Il QE come risposta alla crisi nei mercati emergenti: rischio o strategia vincente?

 

Utilizzato originariamente in Giappone all’inizio degli anni 2000, e adottato negli Stati Uniti e in Europa in seguito alla crisi finanziaria del 2008, il QE, con l’attuale crisi del coronavirus, sta assumendo una dimensione globale, diffondendosi anche nei mercati emergenti.

Ma procediamo con ordine: cosa si intende nello specifico quando si parla di quantitative easing? Esso altro non è che l’acquisto diretto da parte di una Banca Centrale di titoli e strumenti finanziari su mercati secondari con moneta di nuova creazione. Attraverso tali acquisti la banca centrale cerca di ridurre, fin quasi ad annullare, tutti i tassi di interesse, fornendo così un forte stimolo all’attività economica.

Opinione largamente diffusa è che questa sia sicuramente il tipo di “indulgenza” che è meglio lasciare ai paesi ad economia avanzata. Dopotutto, le banche centrali dei mercati emergenti hanno passato decenni a cercare di prendere le distanze dai governi cupidi e di dimostrarsi caute amministratrici dell’offerta di moneta. La risposta messa in atto dai mercati emergenti alla pandemia covid-19 ha, quindi, sollevato non poche perplessità. 

Eppure non si tratta di casi isolati, anzi, stando ai dati del FMI sarebbero almeno 18 i paesi che hanno e stanno attuando programmi di acquisto di attività di qualche tipo, sperimentando delle proprie versioni di QE: la Colombia è diventata il primo paese latinoamericano a sperimentare il QE a marzo, seguito da un piano cileno per acquistare fino a 8 miliardi di dollari di obbligazioni, pari al 3 per cento del reddito nazionale del paese; la Banca del Ghana ha acquistato un “prestito obbligazionario covid-19” del valore di 5.5 miliardi di cedi (950 milioni di dollari) dal governo a Maggio per contribuire a colmare il suo deficit di finanziamento. Nelle Filippine, Rosalia de Leon, tesoriera nazionale, ha descritto gli acquisti della banca centrale come una “ancora di salvezza” per il governo e, ancora, il ministro delle finanze indonesiano, Sri Mulyani Indrawati, ha dichiarato questa settimana al Financial Times che il paese continuerà con politiche di allentamento per tutto il tempo necessario.

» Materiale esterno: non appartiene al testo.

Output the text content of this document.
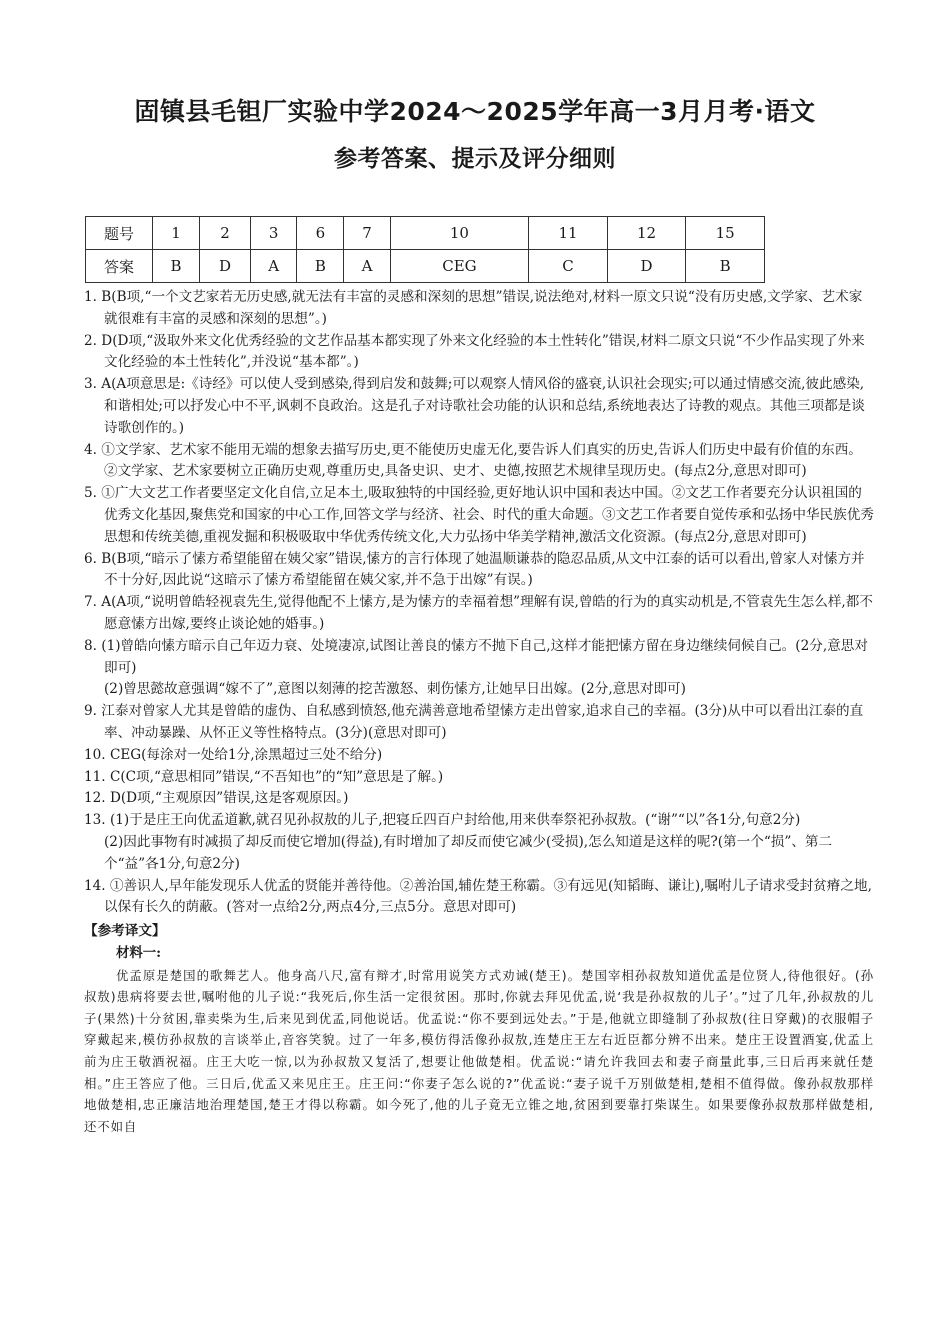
固镇县毛钽厂实验中学2024～2025学年高一3月月考·语文
参考答案、提示及评分细则
题号	1	2	3	6	7	10	11	12	15
答案	B	D	A	B	A	CEG	C	D	B
1. B(B项,“一个文艺家若无历史感,就无法有丰富的灵感和深刻的思想”错误,说法绝对,材料一原文只说“没有历史感,文学家、艺术家就很难有丰富的灵感和深刻的思想”。)
2. D(D项,“汲取外来文化优秀经验的文艺作品基本都实现了外来文化经验的本土性转化”错误,材料二原文只说“不少作品实现了外来文化经验的本土性转化”,并没说“基本都”。)
3. A(A项意思是:《诗经》可以使人受到感染,得到启发和鼓舞;可以观察人情风俗的盛衰,认识社会现实;可以通过情感交流,彼此感染,和谐相处;可以抒发心中不平,讽刺不良政治。这是孔子对诗歌社会功能的认识和总结,系统地表达了诗教的观点。其他三项都是谈诗歌创作的。)
4. ①文学家、艺术家不能用无端的想象去描写历史,更不能使历史虚无化,要告诉人们真实的历史,告诉人们历史中最有价值的东西。②文学家、艺术家要树立正确历史观,尊重历史,具备史识、史才、史德,按照艺术规律呈现历史。(每点2分,意思对即可)
5. ①广大文艺工作者要坚定文化自信,立足本土,吸取独特的中国经验,更好地认识中国和表达中国。②文艺工作者要充分认识祖国的优秀文化基因,聚焦党和国家的中心工作,回答文学与经济、社会、时代的重大命题。③文艺工作者要自觉传承和弘扬中华民族优秀思想和传统美德,重视发掘和积极吸取中华优秀传统文化,大力弘扬中华美学精神,激活文化资源。(每点2分,意思对即可)
6. B(B项,“暗示了愫方希望能留在姨父家”错误,愫方的言行体现了她温顺谦恭的隐忍品质,从文中江泰的话可以看出,曾家人对愫方并不十分好,因此说“这暗示了愫方希望能留在姨父家,并不急于出嫁”有误。)
7. A(A项,“说明曾皓轻视袁先生,觉得他配不上愫方,是为愫方的幸福着想”理解有误,曾皓的行为的真实动机是,不管袁先生怎么样,都不愿意愫方出嫁,要终止谈论她的婚事。)
8. (1)曾皓向愫方暗示自己年迈力衰、处境凄凉,试图让善良的愫方不抛下自己,这样才能把愫方留在身边继续伺候自己。(2分,意思对即可)
(2)曾思懿故意强调“嫁不了”,意图以刻薄的挖苦激怒、刺伤愫方,让她早日出嫁。(2分,意思对即可)
9. 江泰对曾家人尤其是曾皓的虚伪、自私感到愤怒,他充满善意地希望愫方走出曾家,追求自己的幸福。(3分)从中可以看出江泰的直率、冲动暴躁、从怀正义等性格特点。(3分)(意思对即可)
10. CEG(每涂对一处给1分,涂黑超过三处不给分)
11. C(C项,“意思相同”错误,“不吾知也”的“知”意思是了解。)
12. D(D项,“主观原因”错误,这是客观原因。)
13. (1)于是庄王向优孟道歉,就召见孙叔敖的儿子,把寝丘四百户封给他,用来供奉祭祀孙叔敖。(“谢”“以”各1分,句意2分)
(2)因此事物有时减损了却反而使它增加(得益),有时增加了却反而使它减少(受损),怎么知道是这样的呢?(第一个“损”、第二个“益”各1分,句意2分)
14. ①善识人,早年能发现乐人优孟的贤能并善待他。②善治国,辅佐楚王称霸。③有远见(知韬晦、谦让),嘱咐儿子请求受封贫瘠之地,以保有长久的荫蔽。(答对一点给2分,两点4分,三点5分。意思对即可)
【参考译文】
材料一:
优孟原是楚国的歌舞艺人。他身高八尺,富有辩才,时常用说笑方式劝诫(楚王)。楚国宰相孙叔敖知道优孟是位贤人,待他很好。(孙叔敖)患病将要去世,嘱咐他的儿子说:“我死后,你生活一定很贫困。那时,你就去拜见优孟,说‘我是孙叔敖的儿子’。”过了几年,孙叔敖的儿子(果然)十分贫困,靠卖柴为生,后来见到优孟,同他说话。优孟说:“你不要到远处去。”于是,他就立即缝制了孙叔敖(往日穿戴)的衣服帽子穿戴起来,模仿孙叔敖的言谈举止,音容笑貌。过了一年多,模仿得活像孙叔敖,连楚庄王左右近臣都分辨不出来。楚庄王设置酒宴,优孟上前为庄王敬酒祝福。庄王大吃一惊,以为孙叔敖又复活了,想要让他做楚相。优孟说:“请允许我回去和妻子商量此事,三日后再来就任楚相。”庄王答应了他。三日后,优孟又来见庄王。庄王问:“你妻子怎么说的?”优孟说:“妻子说千万别做楚相,楚相不值得做。像孙叔敖那样地做楚相,忠正廉洁地治理楚国,楚王才得以称霸。如今死了,他的儿子竟无立锥之地,贫困到要靠打柴谋生。如果要像孙叔敖那样做楚相,还不如自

Contrariamente ad alcuni timori, finora tutto questo non ha portato al disastro: non si sono ancora presentate crisi di debito e le curve dei rendimenti locali stanno, seppur lentamente, crescendo. Le prime prove suggeriscono dunque che abbia funzionato abbastanza bene. Ma se queste spese folli sono state utili, la domanda sorge, allora, spontanea: le banche centrali dovrebbero farne un’abitudine? 

La risposta a questa domanda risiede in una sola parola: il contesto. La pandemia che stiamo attraversando ha infatti creato circostanze eccezionali. Gli investitori potrebbero reagire in modo diverso a incursioni più ampie e di routine nel mercato obbligazionario. Le banche centrali dovrebbero anche considerare cosa possono acquistare gli investitori privati. Se i mercati di un paese offrono poche alternative ai titoli di stato, la banca centrale potrebbe inavvertitamente spingere gli investitori fuori del tutto dalle attività del paese. Le politiche non convenzionali aiutano solo se le banche centrali sono credibili. Il criterio chiave, infatti, è mantenere la fiducia degli investitori nazionali risultando credibili sul fatto che il debito nazionale non verrà gonfiato.

Se gli investitori abbandonassero la valuta locale, la vita diventerebbe ancora più dura per i paesi che sono già vulnerabili agli shock esterni.